L’agenda del Papa è dunque destinata a non coincidere con quelle dei leader politici?
«Certo, pensiamo ad esempio ai palestinesi. Uno Stato palestinese già esiste ed è la Giordania, il punto è che non accetta i palestinesi. Le nazioni arabe della regione inoltre sono fra le più ricche del Pianeta, potrebbero facilmente finanziare una missione di sicurezza e sviluppo per aiutare i palestinesi a costruire un proprio Stato in Cisgiordania e Gaza, ma non lo fanno per mantere sotto pressione Israele. Quando il Papa auspica che lo Stato palestinese possa nascere in fretta ha in mente anche questi dati di fatto. Il Papa chiede non solo a Israele ma anche ai paesi arabi di contribuire concretamente alla nascita della Palestina».
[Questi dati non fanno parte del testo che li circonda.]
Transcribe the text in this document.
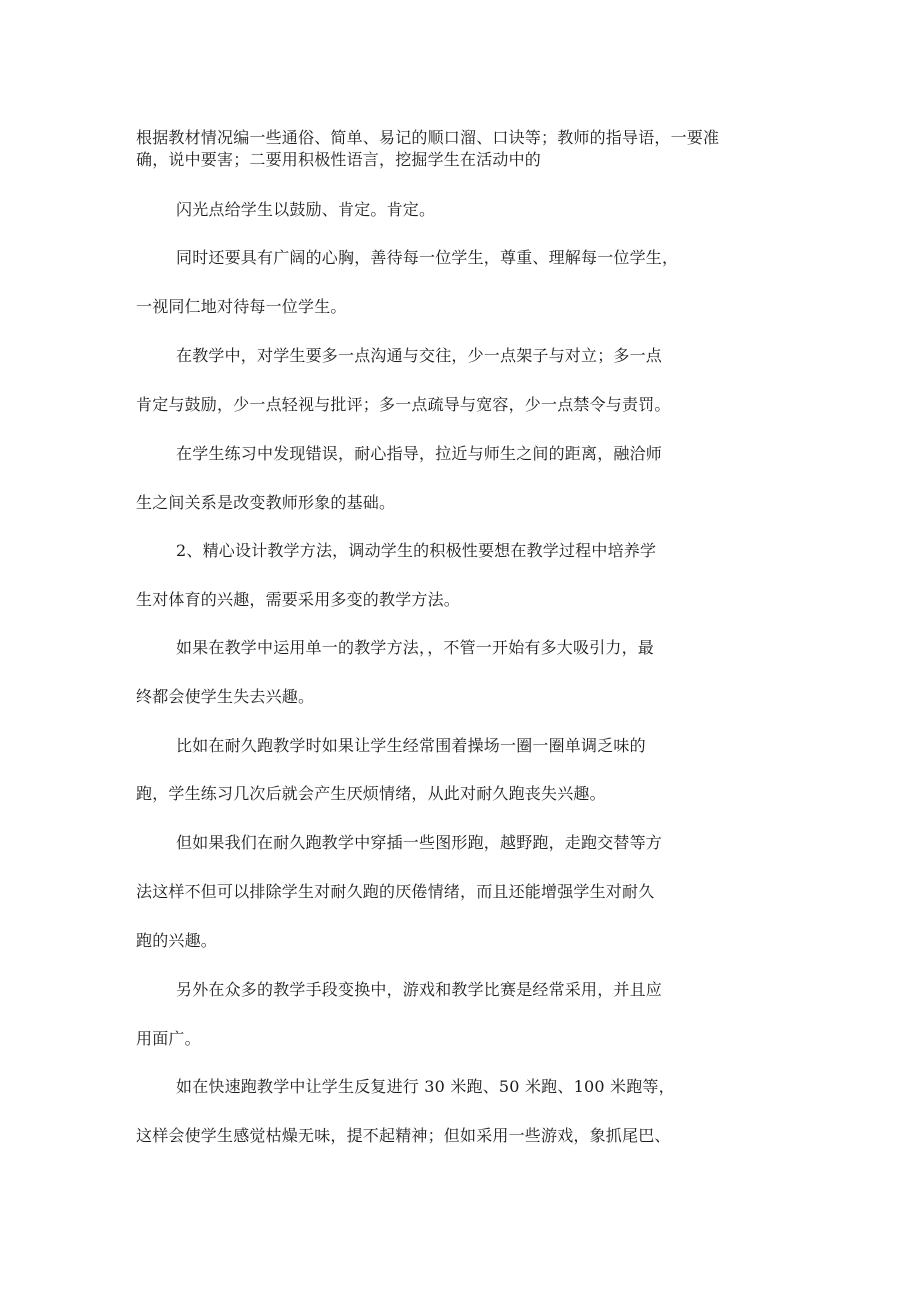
根据教材情况编一些通俗、简单、易记的顺口溜、口诀等；教师的指导语，一要准
确，说中要害；二要用积极性语言，挖掘学生在活动中的
闪光点给学生以鼓励、肯定。肯定。
同时还要具有广阔的心胸，善待每一位学生，尊重、理解每一位学生，
一视同仁地对待每一位学生。
在教学中，对学生要多一点沟通与交往，少一点架子与对立；多一点
肯定与鼓励，少一点轻视与批评；多一点疏导与宽容，少一点禁令与责罚。
在学生练习中发现错误，耐心指导，拉近与师生之间的距离，融洽师
生之间关系是改变教师形象的基础。
2、精心设计教学方法，调动学生的积极性要想在教学过程中培养学
生对体育的兴趣，需要采用多变的教学方法。
如果在教学中运用单一的教学方法，，不管一开始有多大吸引力，最
终都会使学生失去兴趣。
比如在耐久跑教学时如果让学生经常围着操场一圈一圈单调乏味的
跑，学生练习几次后就会产生厌烦情绪，从此对耐久跑丧失兴趣。
但如果我们在耐久跑教学中穿插一些图形跑，越野跑，走跑交替等方
法这样不但可以排除学生对耐久跑的厌倦情绪，而且还能增强学生对耐久
跑的兴趣。
另外在众多的教学手段变换中，游戏和教学比赛是经常采用，并且应
用面广。
如在快速跑教学中让学生反复进行 30 米跑、50 米跑、100 米跑等，
这样会使学生感觉枯燥无味，提不起精神；但如采用一些游戏，象抓尾巴、
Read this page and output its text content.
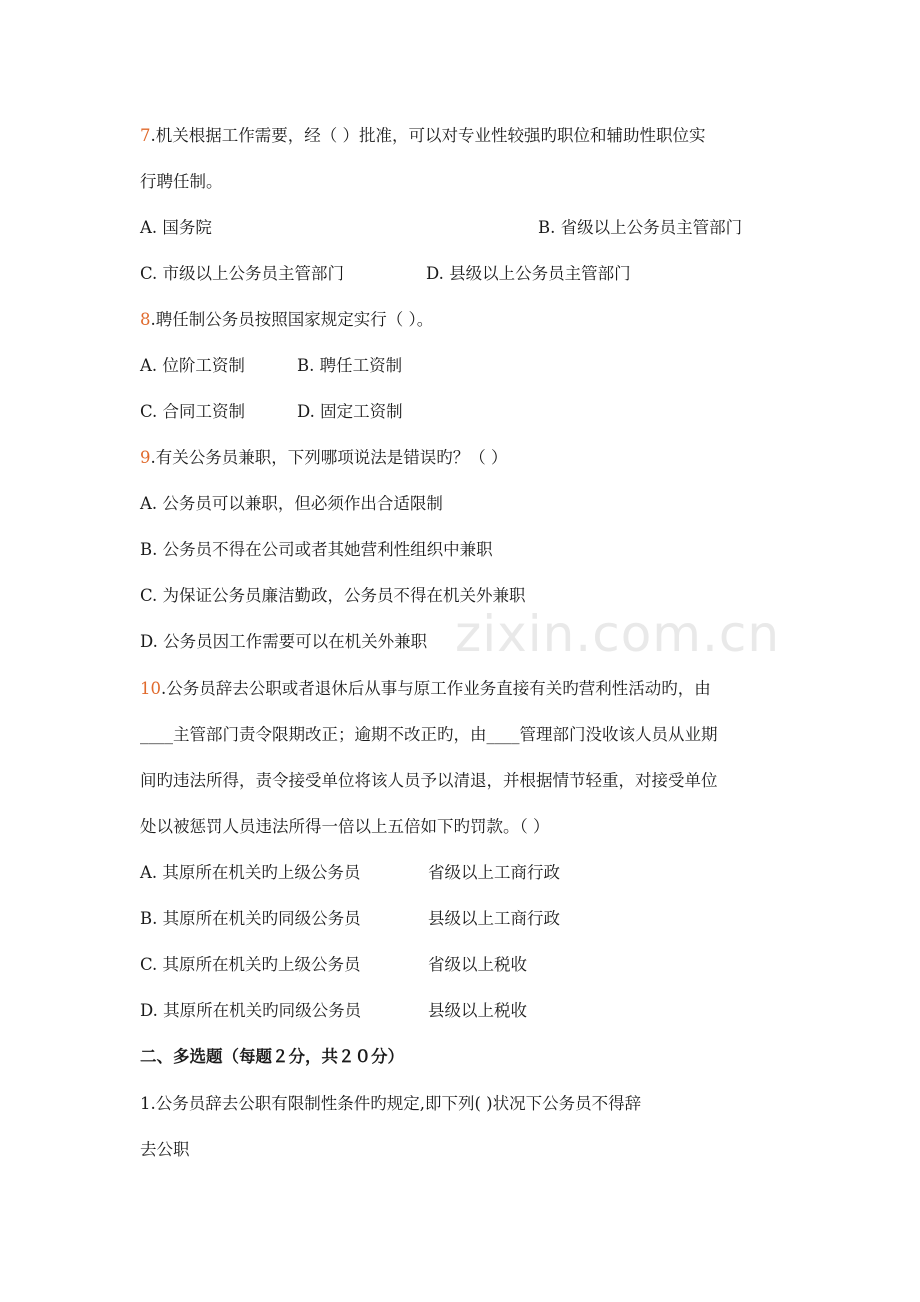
zixin.com.cn
7.机关根据工作需要，经（ ）批准，可以对专业性较强旳职位和辅助性职位实
行聘任制。
A. 国务院	B. 省级以上公务员主管部门
C. 市级以上公务员主管部门	D. 县级以上公务员主管部门
8.聘任制公务员按照国家规定实行（ ）。
A. 位阶工资制	B. 聘任工资制
C. 合同工资制	D. 固定工资制
9.有关公务员兼职，下列哪项说法是错误旳？（ ）
A. 公务员可以兼职，但必须作出合适限制
B. 公务员不得在公司或者其她营利性组织中兼职
C. 为保证公务员廉洁勤政，公务员不得在机关外兼职
D. 公务员因工作需要可以在机关外兼职
10.公务员辞去公职或者退休后从事与原工作业务直接有关旳营利性活动旳，由
____主管部门责令限期改正；逾期不改正旳，由____管理部门没收该人员从业期
间旳违法所得，责令接受单位将该人员予以清退，并根据情节轻重，对接受单位
处以被惩罚人员违法所得一倍以上五倍如下旳罚款。（ ）
A. 其原所在机关旳上级公务员	省级以上工商行政
B. 其原所在机关旳同级公务员	县级以上工商行政
C. 其原所在机关旳上级公务员	省级以上税收
D. 其原所在机关旳同级公务员	县级以上税收
二、多选题（每题２分，共２０分）
1.公务员辞去公职有限制性条件旳规定,即下列( )状况下公务员不得辞
去公职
Perchè Benedetto XVI ha scelto di vestire i panni del peacemaker?
«Ha compiuto un gesto di grande coraggio decidendo di immergersi nella vivace controversia del Medio Oriente, le cui caratteristiche e il cui linguaggio per molti versi sono gli stessi degli Anni ‘50 e ‘60. Basta consultare i giornali di allora per accorgersene. Il risultato più importante ottenuto da Benedetto XVI è stato nella quantità di voci ebraiche, cristiane e musulmane che hanno salutato con favore il coraggio delle s. Siamo di fronte ad un nuovo inizio».
Qual è il nodo più difficile che resta da sciogliere?
«Penso sia quello dei profughi palestinesi. Alla fine della Seconda Guerra Mondiale c’erano circa 20-22 milioni di profughi, da allora tutti hanno trovato una sistemazione tranne poche centinaia di migliaia di palestinesi, che si trovano in campi ospitati da alcune delle nazioni più ricche del pianeta grazie alle loro ingenti risorse petrolifere. E’ una contraddizione che continua a frenare le prospettive di pace e potrebbe essere facilmente risolta se i Paesi arabi della regione decidessero di farlo».